Days numbered for undiplomatic ambassador to Bulgaria
The dictionary defines the word 'ambassador' as 'an official envoy of the highest rank accredited to a foreign government or sovereign'. The word is of Germanic origin: 'ambaht' being the Old High German word for 'service'. Well Prague's ambassador to Bulgaria, Mr Ondrej Havlin, seems to have done both the Czech government and their Bulgarian counterparts something of a disservice of late, at least if reports in the media are to believed. Mr Havlin arrived at Prague's imposing Cernin Palace on Friday for a chat with his boss. Rob Cameron reports:
Bulgaria has been scandalised by Mr Havlin's highly undiplomatic choice of words in the last few months. During a recent speech to the Czech Club in Sofia, Ambassador Havlin left Bulgarian officials smarting with comments belittling the country's efforts to join the EU. Mr Havlin was reported as describing the situation in Bulgaria as 'catastrophic' and said the country shouldn't be let in to the Union. The ambassador denies the allegations. But he doesn't deny comments which emerged this week, warning Czech tourists not to travel to Bulgaria because of rampant crime. This seemed to have been the last straw for his boss in Prague, Czech Foreign Minister Jan Kavan.
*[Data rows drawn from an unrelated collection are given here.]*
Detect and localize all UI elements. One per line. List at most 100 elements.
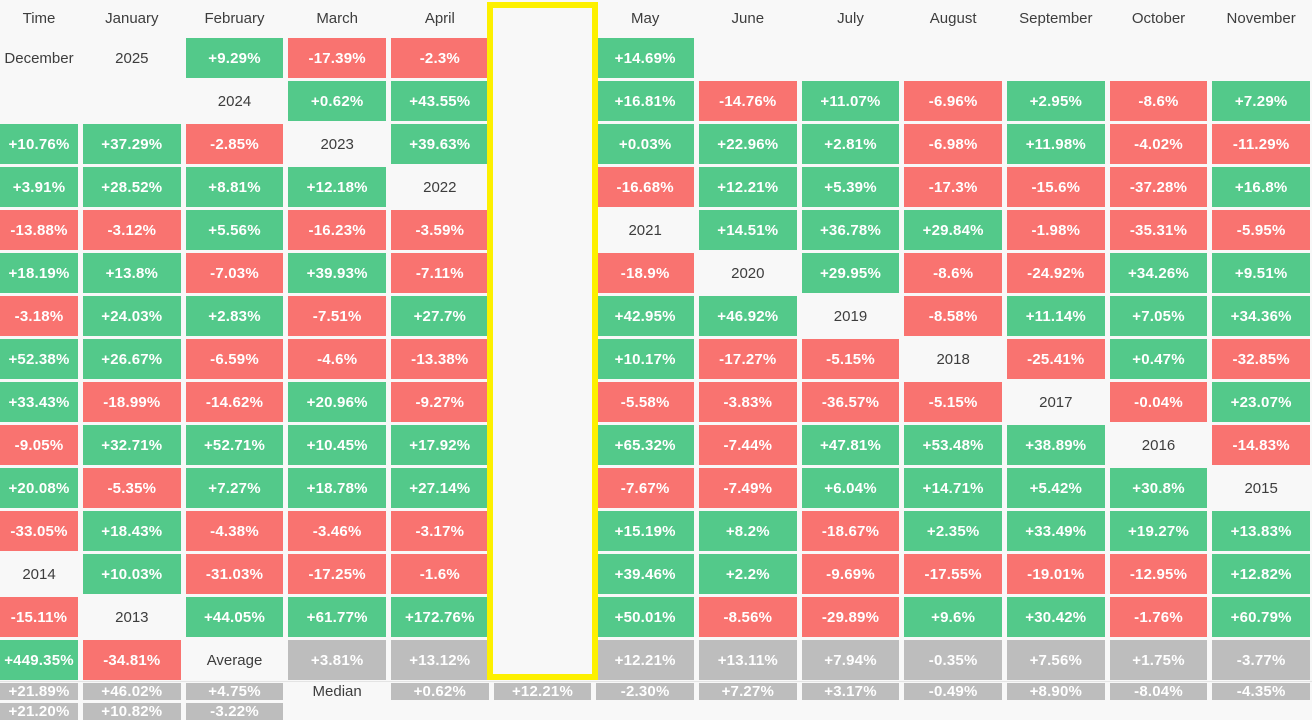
return-cell: -9.69% — [801, 554, 900, 594]
month-header-february: February — [204, 10, 265, 27]
return-cell: +2.83% — [185, 296, 284, 336]
return-cell: +7.05% — [1109, 296, 1208, 336]
table-bottom-border — [0, 681, 1312, 682]
return-cell: +37.29% — [83, 124, 181, 164]
return-cell: +53.48% — [904, 425, 1002, 465]
return-cell: +42.95% — [596, 296, 694, 336]
return-cell: +2.95% — [1006, 81, 1105, 121]
return-cell: +43.55% — [390, 81, 489, 121]
return-cell: +33.49% — [1006, 511, 1105, 551]
return-cell: -17.27% — [698, 339, 797, 379]
return-cell: +7.29% — [1212, 81, 1310, 121]
return-cell: +13.83% — [1212, 511, 1310, 551]
return-cell: +30.42% — [1006, 597, 1105, 637]
return-cell: +12.82% — [1212, 554, 1310, 594]
return-cell: +12.21% — [596, 640, 694, 680]
return-cell — [0, 81, 78, 121]
return-cell: +39.93% — [288, 253, 386, 293]
return-cell: +7.27% — [698, 683, 797, 700]
return-cell: -3.46% — [288, 511, 386, 551]
return-cell: -17.25% — [288, 554, 386, 594]
return-cell: -18.67% — [801, 511, 900, 551]
return-cell: +8.2% — [698, 511, 797, 551]
return-cell: +32.71% — [83, 425, 181, 465]
return-cell: -8.56% — [698, 597, 797, 637]
return-cell: +11.98% — [1006, 124, 1105, 164]
return-cell: +0.47% — [1109, 339, 1208, 379]
return-cell: -3.83% — [698, 382, 797, 422]
return-cell: -8.6% — [904, 253, 1002, 293]
return-cell: +5.39% — [801, 167, 900, 207]
return-cell: -14.62% — [185, 382, 284, 422]
return-cell: +17.92% — [390, 425, 489, 465]
return-cell: +12.21% — [698, 167, 797, 207]
return-cell: -0.04% — [1109, 382, 1208, 422]
return-cell: -17.39% — [288, 38, 386, 78]
return-cell: +52.38% — [0, 339, 78, 379]
return-cell: -19.01% — [1006, 554, 1105, 594]
return-cell — [83, 81, 181, 121]
return-cell: -2.85% — [185, 124, 284, 164]
return-cell: +36.78% — [801, 210, 900, 250]
return-cell: +18.43% — [83, 511, 181, 551]
return-cell: +61.77% — [288, 597, 386, 637]
return-cell: +18.19% — [0, 253, 78, 293]
return-cell: -9.27% — [390, 382, 489, 422]
return-cell: +39.46% — [596, 554, 694, 594]
return-cell: -3.22% — [185, 703, 284, 720]
return-cell: -13.38% — [390, 339, 489, 379]
return-cell: +12.21% — [493, 683, 592, 700]
return-cell: -7.44% — [698, 425, 797, 465]
return-cell: +9.51% — [1212, 253, 1310, 293]
return-cell: +1.75% — [1109, 640, 1208, 680]
return-cell: +14.71% — [904, 468, 1002, 508]
return-cell: -16.23% — [288, 210, 386, 250]
return-cell: +14.69% — [596, 38, 694, 78]
return-cell: -8.6% — [1109, 81, 1208, 121]
return-cell: +2.35% — [904, 511, 1002, 551]
row-label-2017: 2017 — [1039, 393, 1073, 411]
return-cell — [1110, 38, 1208, 78]
return-cell: +6.04% — [801, 468, 900, 508]
return-cell: +0.62% — [288, 81, 386, 121]
return-cell: +46.02% — [83, 683, 181, 700]
return-cell: +10.45% — [288, 425, 386, 465]
row-label-2021: 2021 — [628, 221, 662, 239]
return-cell: +19.27% — [1109, 511, 1208, 551]
return-cell: -7.67% — [596, 468, 694, 508]
return-cell: -8.04% — [1109, 683, 1208, 700]
row-label-2025: 2025 — [115, 49, 149, 67]
return-cell: -2.3% — [390, 38, 489, 78]
return-cell: +33.43% — [0, 382, 78, 422]
return-cell: -6.59% — [185, 339, 284, 379]
return-cell: +9.29% — [185, 38, 284, 78]
row-label-2016: 2016 — [1141, 436, 1176, 454]
month-header-may: May — [630, 10, 660, 27]
return-cell: -18.9% — [596, 253, 694, 293]
return-cell: -31.03% — [185, 554, 284, 594]
return-cell: +65.32% — [596, 425, 694, 465]
return-cell: -17.3% — [904, 167, 1002, 207]
return-cell: -25.41% — [1006, 339, 1105, 379]
return-cell: -3.12% — [83, 210, 181, 250]
time-column-header: Time — [22, 10, 56, 27]
return-cell: +5.42% — [1006, 468, 1105, 508]
row-label-2013: 2013 — [115, 608, 149, 626]
return-cell — [802, 38, 900, 78]
return-cell: +3.81% — [288, 640, 386, 680]
return-cell: -4.38% — [185, 511, 284, 551]
return-cell: +10.76% — [0, 124, 78, 164]
return-cell: +22.96% — [698, 124, 797, 164]
row-label-2015: 2015 — [1244, 479, 1278, 497]
return-cell: +23.07% — [1212, 382, 1310, 422]
return-cell: -12.95% — [1109, 554, 1208, 594]
row-label-2024: 2024 — [217, 92, 252, 110]
return-cell: +21.89% — [0, 683, 78, 700]
return-cell: +44.05% — [185, 597, 284, 637]
return-cell: -32.85% — [1212, 339, 1310, 379]
return-cell: -6.98% — [904, 124, 1002, 164]
return-cell: -5.15% — [801, 339, 900, 379]
return-cell: -16.68% — [596, 167, 694, 207]
return-cell — [699, 38, 797, 78]
return-cell: +0.62% — [390, 683, 489, 700]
It's not the first time Mr Havlin's rather unorthodox diplomatic style has raised eyebrows in Sofia. Last year the Bulgarian Interior Ministry accused him of driving over the foot of a Bulgarian border guard: according to reports in the media he raised the barrier himself after getting tired of waiting. Even Mr Havlin's stint in Zagreb as the Czech Ambassador to Croatia wasn't free from controversy: Czech Television claimed he spent some of his time in the post lobbying for a private travel agency.
Czech officials have made it plain this week that Mr Havlin's days in Sofia are numbered. Foreign Minister Jan Kavan was cornered by the Czech News Agency (CTK) on Friday and asked if he'd decided what to do with his man in Sofia. "I decided on Wednesday morning actually. I've informed the prime minister and the president and now the finishing touches are being put to a proposal which will be submitted to the cabinet." And the contents of that proposal, asked CTK? "I think you can work that one out by yourselves," was Mr Kavan's very diplomatic reply.